Published on: 09th August 2022 at 19:42 IST

In order to properly monitor and instruct the governments to provide suitable systems for addressing emergency situations during the monsoon season, and otherwise, under the provisions of the Disaster Management Act, 2005, the Kerala High Court filed a Public Interest Litigation (PIL).

The state administration was instructed to respond appropriately and promptly during the monsoons by a division bench led by Chief Justice S. Manikumar and Justice Shaji P. Chaly, who noted that the incessant rain had severely damaged people’s lives and property.

“Due to landslides and water depletion, Kerala’s torrential rains frequently result in calamity. Property owners in Pembroke lands, colonies, hill slopes, remote locales, plantation areas, and other areas have experienced damage.”

“To prevent calamities, the State of Kerala must act appropriately and quickly. Flooding has happened in several places as well.” the Court stated.

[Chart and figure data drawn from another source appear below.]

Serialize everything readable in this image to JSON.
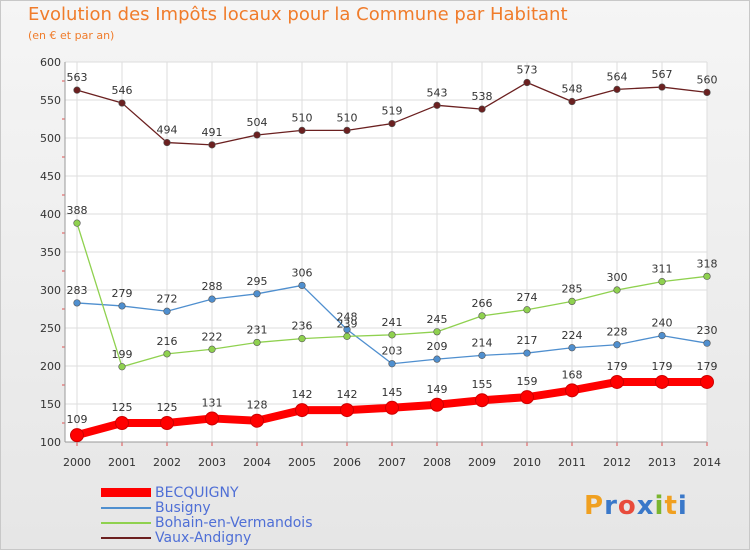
{
  "header": {
    "title": "Evolution des Impôts locaux pour la Commune par Habitant",
    "subtitle": "(en € et par an)"
  },
  "logo": {
    "text": "Proxiti",
    "letters": [
      {
        "ch": "P",
        "color": "#f0a020"
      },
      {
        "ch": "r",
        "color": "#3a78c9"
      },
      {
        "ch": "o",
        "color": "#e84b3c"
      },
      {
        "ch": "x",
        "color": "#3a78c9"
      },
      {
        "ch": "i",
        "color": "#7ab52f"
      },
      {
        "ch": "t",
        "color": "#f0a020"
      },
      {
        "ch": "i",
        "color": "#3a78c9"
      }
    ]
  },
  "chart_data": {
    "type": "line",
    "title": "Evolution des Impôts locaux pour la Commune par Habitant",
    "subtitle": "(en € et par an)",
    "x": [
      2000,
      2001,
      2002,
      2003,
      2004,
      2005,
      2006,
      2007,
      2008,
      2009,
      2010,
      2011,
      2012,
      2013,
      2014
    ],
    "ylim": [
      100,
      600
    ],
    "yticks": [
      100,
      150,
      200,
      250,
      300,
      350,
      400,
      450,
      500,
      550,
      600
    ],
    "grid": true,
    "legend_position": "bottom-left",
    "series": [
      {
        "name": "BECQUIGNY",
        "color": "#ff0000",
        "values": [
          109,
          125,
          125,
          131,
          128,
          142,
          142,
          145,
          149,
          155,
          159,
          168,
          179,
          179,
          179
        ]
      },
      {
        "name": "Busigny",
        "color": "#4f8fcf",
        "values": [
          283,
          279,
          272,
          288,
          295,
          306,
          248,
          203,
          209,
          214,
          217,
          224,
          228,
          240,
          230
        ]
      },
      {
        "name": "Bohain-en-Vermandois",
        "color": "#8fd14f",
        "values": [
          388,
          199,
          216,
          222,
          231,
          236,
          239,
          241,
          245,
          266,
          274,
          285,
          300,
          311,
          318
        ]
      },
      {
        "name": "Vaux-Andigny",
        "color": "#6b2020",
        "values": [
          563,
          546,
          494,
          491,
          504,
          510,
          510,
          519,
          543,
          538,
          573,
          548,
          564,
          567,
          560
        ]
      }
    ]
  }
}
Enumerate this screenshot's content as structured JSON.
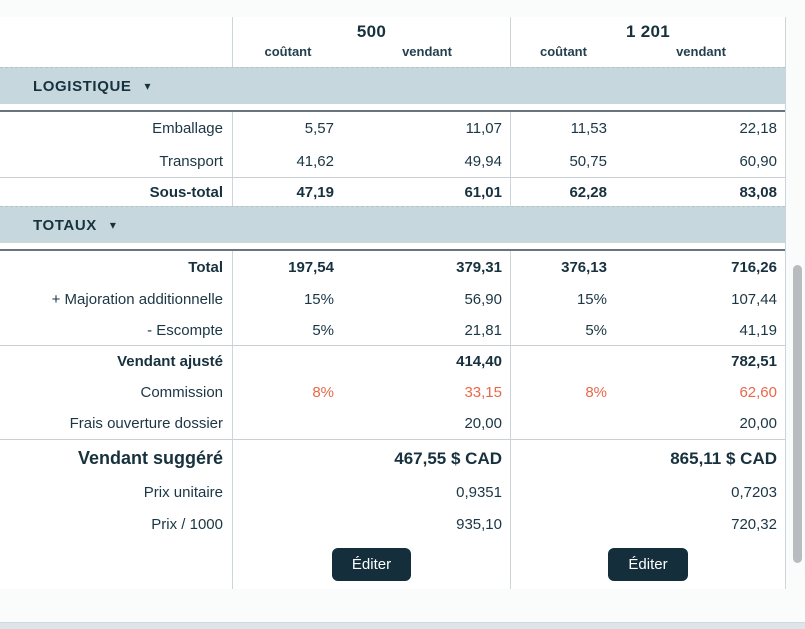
{
  "header": {
    "group1": {
      "qty": "500",
      "cost": "coûtant",
      "sell": "vendant"
    },
    "group2": {
      "qty": "1 201",
      "cost": "coûtant",
      "sell": "vendant"
    }
  },
  "logistique": {
    "title": "LOGISTIQUE",
    "emballage": {
      "label": "Emballage",
      "c1": "5,57",
      "s1": "11,07",
      "c2": "11,53",
      "s2": "22,18"
    },
    "transport": {
      "label": "Transport",
      "c1": "41,62",
      "s1": "49,94",
      "c2": "50,75",
      "s2": "60,90"
    },
    "sous_total": {
      "label": "Sous-total",
      "c1": "47,19",
      "s1": "61,01",
      "c2": "62,28",
      "s2": "83,08"
    }
  },
  "totaux": {
    "title": "TOTAUX",
    "total": {
      "label": "Total",
      "c1": "197,54",
      "s1": "379,31",
      "c2": "376,13",
      "s2": "716,26"
    },
    "majoration": {
      "label": "+ Majoration additionnelle",
      "c1": "15%",
      "s1": "56,90",
      "c2": "15%",
      "s2": "107,44"
    },
    "escompte": {
      "label": "- Escompte",
      "c1": "5%",
      "s1": "21,81",
      "c2": "5%",
      "s2": "41,19"
    },
    "vendant_ajuste": {
      "label": "Vendant ajusté",
      "s1": "414,40",
      "s2": "782,51"
    },
    "commission": {
      "label": "Commission",
      "c1": "8%",
      "s1": "33,15",
      "c2": "8%",
      "s2": "62,60"
    },
    "frais_dossier": {
      "label": "Frais ouverture dossier",
      "s1": "20,00",
      "s2": "20,00"
    },
    "vendant_suggere": {
      "label": "Vendant suggéré",
      "s1": "467,55 $ CAD",
      "s2": "865,11 $ CAD"
    },
    "prix_unitaire": {
      "label": "Prix unitaire",
      "s1": "0,9351",
      "s2": "0,7203"
    },
    "prix_1000": {
      "label": "Prix / 1000",
      "s1": "935,10",
      "s2": "720,32"
    }
  },
  "actions": {
    "edit_label": "Éditer"
  },
  "icons": {
    "collapse_arrow": "▾"
  },
  "colors": {
    "band": "#c6d8dd",
    "text_dark": "#17313e",
    "accent_orange": "#e8694a",
    "button_bg": "#142e3c"
  }
}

The Court instructed the Registry to file a suo moto petition in order to monitor the state government’s attempts to address such issues.

“In light of the aforementioned circumstances, the State or court is required by Article 21 of the Indian Constitution to effectively monitor and order the Governments to provide appropriate mechanisms for managing emergency situations during the monsoon season and other times under the terms of the Disaster Management Act, 2005.”

“In our opinion, Suo motu writ petition should be filed in order to hear from the Government and any other interested parties or aggrieved parties and to issue suitable instructions.” the prescribed order stated.

The Court was deliberating a petition asking it to direct the Government to form a high-level technical committee of three to four eminent engineers, with at least the Chairman and one additional member, to ensure dam safety from outside the State.

“There is now no Dam Safety Authority in the State”, according to attorney Subash Chand, who spoke on behalf of the State Dam Safety Authority, which the State Government established and extended through the adoption of the Dam Safety Act, 2021.

The Supreme Court is currently deliberating a case involving the national authority’s constitution, as it was further argued.

The group, which meets once every ten days from June to December and more frequently in the event that orange or red alerts are issued in districts with dams, was established in June of last year, senior government leader P Narayanan told the court.

It was further argued that the State has a reliable system in place to manage reservoir discharge both under normal circumstances and during very heavy downpours.

The State Government, the heads of the Power Department, the Water Resources Department, the Disaster Management Authority, and the Kerala State Electricity Board were all parties in a suo moto case that the Court chose to initiate because it believed that the situation needed to be monitored.